The setting is fictional Winters, Texas, a small town where decent Christian folk run head- on into their own eccentricities.

Rue McClanahan is widow Peggy Ingram, the matriarch of a dysfunctional family. As the series opens, she arrives at the local jail to bail out Bitsy Mae Harling, a country singer (Olivia Newton-John) who burned down her trailer to get rid of her annoying boyfriend.

Meanwhile, on the home front, Peggy's frazzled daughters (Bonnie Bedelia and Ann Walker) are trying to figure out where Mama's disappeared to. Her sister Sissy (the hilarious Beth Grant), meanwhile, just wishes everyone would leave her house so she can pop some more Valium. The entire family is partial to the stress-reducing pills.

A thousand miles away in Hollywood, Peggy's grandson Ty (Jason Dottley) is coming to grips with his homosexuality by auditioning for the play Naked Boys Singing. Just outside of Winters, his cross-dressing uncle Brother Boy (Leslie Jordan in a bright orange jumpsuit) is institutionalized because he refuses to stop dressing like Tammy Wynette. When he learns that Tammy has died that very day, he's determined to throw himself out a hospital window.

There's also Noletta, the trailer-park neighbor (Caroline Rhea) who buys mail-order lingerie to please her man and a sex toy to please herself.

Bad taste? Absolutely. But also feisty and ribald and funny.

The casting is impeccable. McClanahan shines as an elderly woman who makes her first foray into a bar. Jordan inhabits his role with the zeal of a Vegas showgirl. And between them, Bedelia, Ray and Walker snarl and pout and exhibit the emotional instability of a junior-high field trip.

Shores wrote and directed the opening episodes of the series, and he shows a light touch in reshaping his play. The scenes flow effortlessly together, and the only disappointment is the brevity. Just as you're getting caught up in an episode, it ends.

The series is scheduled to run 12 weeks and will offer a number of intriguing cameos. In the first show, Margaret Cho appears as an indifferent Beverly Hills psychologist who tells her patient to stop whining.
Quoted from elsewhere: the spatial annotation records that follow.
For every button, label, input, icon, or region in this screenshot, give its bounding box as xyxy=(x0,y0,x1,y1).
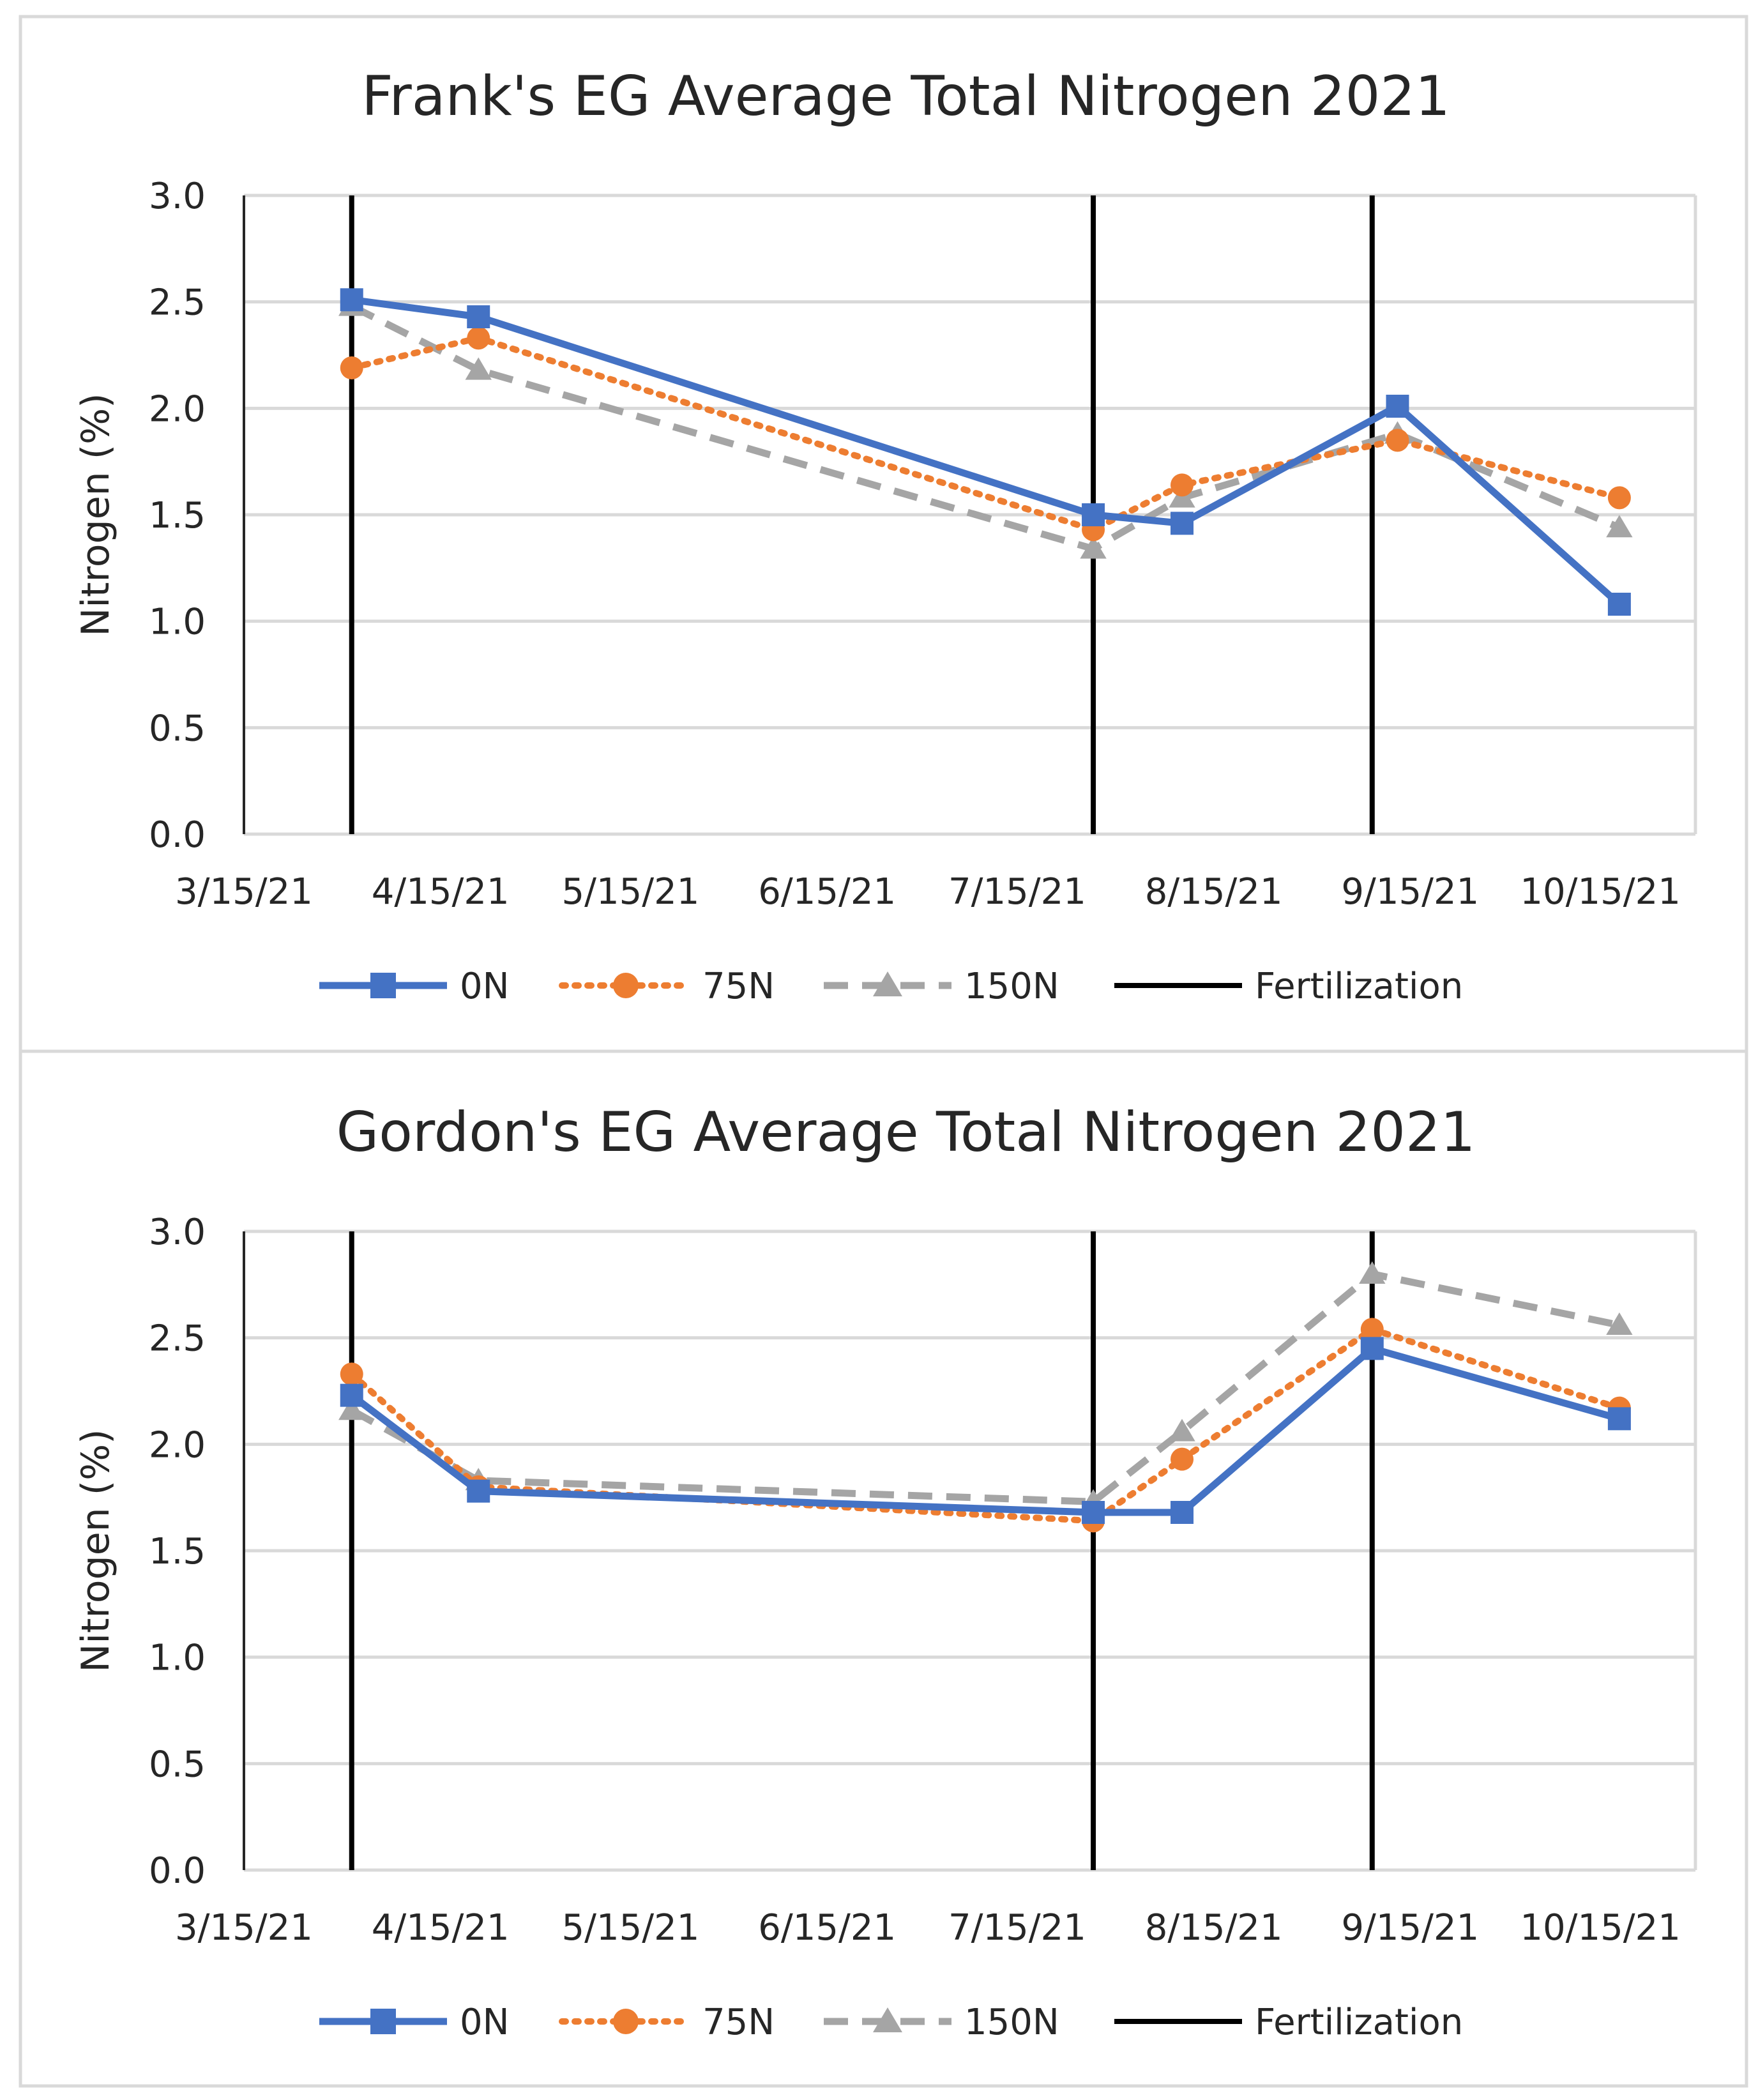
data-point-75n xyxy=(1171,1447,1194,1471)
x-tick-label: 4/15/21 xyxy=(372,871,510,913)
data-point-150n xyxy=(1606,1312,1633,1335)
legend-swatch-marker xyxy=(370,973,396,998)
legend: 0N 75N 150N Fertilization xyxy=(319,2002,1463,2043)
x-tick-label: 6/15/21 xyxy=(758,871,896,913)
x-tick-label: 6/15/21 xyxy=(758,1907,896,1949)
series-line-75n xyxy=(348,335,1623,533)
y-axis-title: Nitrogen (%) xyxy=(73,393,118,636)
y-tick-label: 2.0 xyxy=(149,1424,206,1466)
data-point-0n xyxy=(1171,1501,1194,1524)
series-line-75n xyxy=(348,1326,1623,1525)
x-tick-label: 10/15/21 xyxy=(1520,871,1681,913)
y-tick-label: 0.0 xyxy=(149,814,206,856)
data-point-150n xyxy=(1080,536,1107,559)
legend-label: Fertilization xyxy=(1255,966,1463,1007)
data-point-75n xyxy=(340,1362,363,1386)
y-tick-label: 0.5 xyxy=(149,708,206,749)
legend-label: 0N xyxy=(460,966,510,1007)
y-axis-title: Nitrogen (%) xyxy=(73,1429,118,1672)
data-point-0n xyxy=(1360,1337,1384,1360)
legend-label: Fertilization xyxy=(1255,2002,1463,2043)
legend-label: 75N xyxy=(702,2002,775,2043)
data-point-150n xyxy=(1359,1261,1386,1284)
chart-panel-2: Gordon's EG Average Total Nitrogen 2021 0… xyxy=(19,1049,1748,2088)
chart-title: Frank's EG Average Total Nitrogen 2021 xyxy=(361,65,1450,128)
legend-label: 150N xyxy=(964,966,1059,1007)
data-point-0n xyxy=(467,1479,490,1503)
data-point-0n xyxy=(1607,593,1631,616)
legend-label: 75N xyxy=(702,966,775,1007)
series-line-0n xyxy=(351,296,1622,607)
legend-label: 150N xyxy=(964,2002,1059,2043)
chart-title: Gordon's EG Average Total Nitrogen 2021 xyxy=(337,1100,1476,1164)
x-tick-label: 4/15/21 xyxy=(372,1907,510,1949)
data-point-0n xyxy=(1386,395,1409,418)
legend: 0N 75N 150N Fertilization xyxy=(319,966,1463,1007)
y-tick-label: 0.0 xyxy=(149,1850,206,1892)
x-tick-label: 5/15/21 xyxy=(562,1907,700,1949)
y-tick-label: 1.5 xyxy=(149,495,206,536)
data-point-75n xyxy=(467,326,490,350)
legend-swatch-marker xyxy=(613,973,639,998)
data-point-75n xyxy=(1386,429,1409,452)
x-tick-label: 10/15/21 xyxy=(1520,1907,1681,1949)
data-point-150n xyxy=(1169,1419,1195,1442)
data-point-150n xyxy=(1606,515,1633,538)
data-point-0n xyxy=(1082,503,1105,526)
x-tick-label: 5/15/21 xyxy=(562,871,700,913)
chart-border xyxy=(19,1049,1748,2088)
x-tick-label: 7/15/21 xyxy=(948,1907,1086,1949)
data-point-0n xyxy=(340,1383,363,1407)
data-point-150n xyxy=(465,357,492,380)
series-line-0n xyxy=(349,1344,1621,1516)
legend-swatch-marker xyxy=(873,2007,902,2032)
legend-swatch-marker xyxy=(873,971,902,996)
y-tick-label: 2.5 xyxy=(149,1318,206,1360)
y-tick-label: 3.0 xyxy=(149,176,206,217)
data-point-75n xyxy=(1607,486,1631,510)
data-point-75n xyxy=(340,356,363,379)
series-line-150n xyxy=(350,303,1621,552)
chart-panel-1: Frank's EG Average Total Nitrogen 2021 0.… xyxy=(19,15,1748,1053)
x-tick-label: 9/15/21 xyxy=(1341,871,1479,913)
data-point-0n xyxy=(1171,512,1194,535)
data-point-0n xyxy=(467,305,490,328)
x-tick-label: 8/15/21 xyxy=(1145,1907,1283,1949)
y-tick-label: 2.0 xyxy=(149,388,206,430)
y-tick-label: 1.0 xyxy=(149,1638,206,1679)
data-point-0n xyxy=(1607,1407,1631,1431)
legend-label: 0N xyxy=(460,2002,510,2043)
x-tick-label: 9/15/21 xyxy=(1341,1907,1479,1949)
x-tick-label: 8/15/21 xyxy=(1145,871,1283,913)
y-tick-label: 3.0 xyxy=(149,1212,206,1253)
y-tick-label: 2.5 xyxy=(149,282,206,324)
y-tick-label: 1.5 xyxy=(149,1531,206,1572)
y-tick-label: 0.5 xyxy=(149,1744,206,1785)
data-point-75n xyxy=(1171,473,1194,497)
legend-swatch-marker xyxy=(370,2009,396,2034)
data-point-0n xyxy=(1082,1501,1105,1524)
x-tick-label: 3/15/21 xyxy=(175,1907,313,1949)
data-point-0n xyxy=(340,288,363,312)
x-tick-label: 3/15/21 xyxy=(175,871,313,913)
y-tick-label: 1.0 xyxy=(149,602,206,643)
data-point-75n xyxy=(1360,1318,1384,1341)
legend-swatch-marker xyxy=(613,2009,639,2034)
x-tick-label: 7/15/21 xyxy=(948,871,1086,913)
data-point-150n xyxy=(338,1397,365,1420)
Sordid Lives isn't for every palate. It can be bawdy, and its take-no-prisoners riff on religious fundamentalism won't play well with the churchy crowd. Still, it's a show where effective one-liners and sight gags are abundant. If you come from a small Southern town or have ever passed through one, you'll recognize many of the characters here, and understand anew why you left.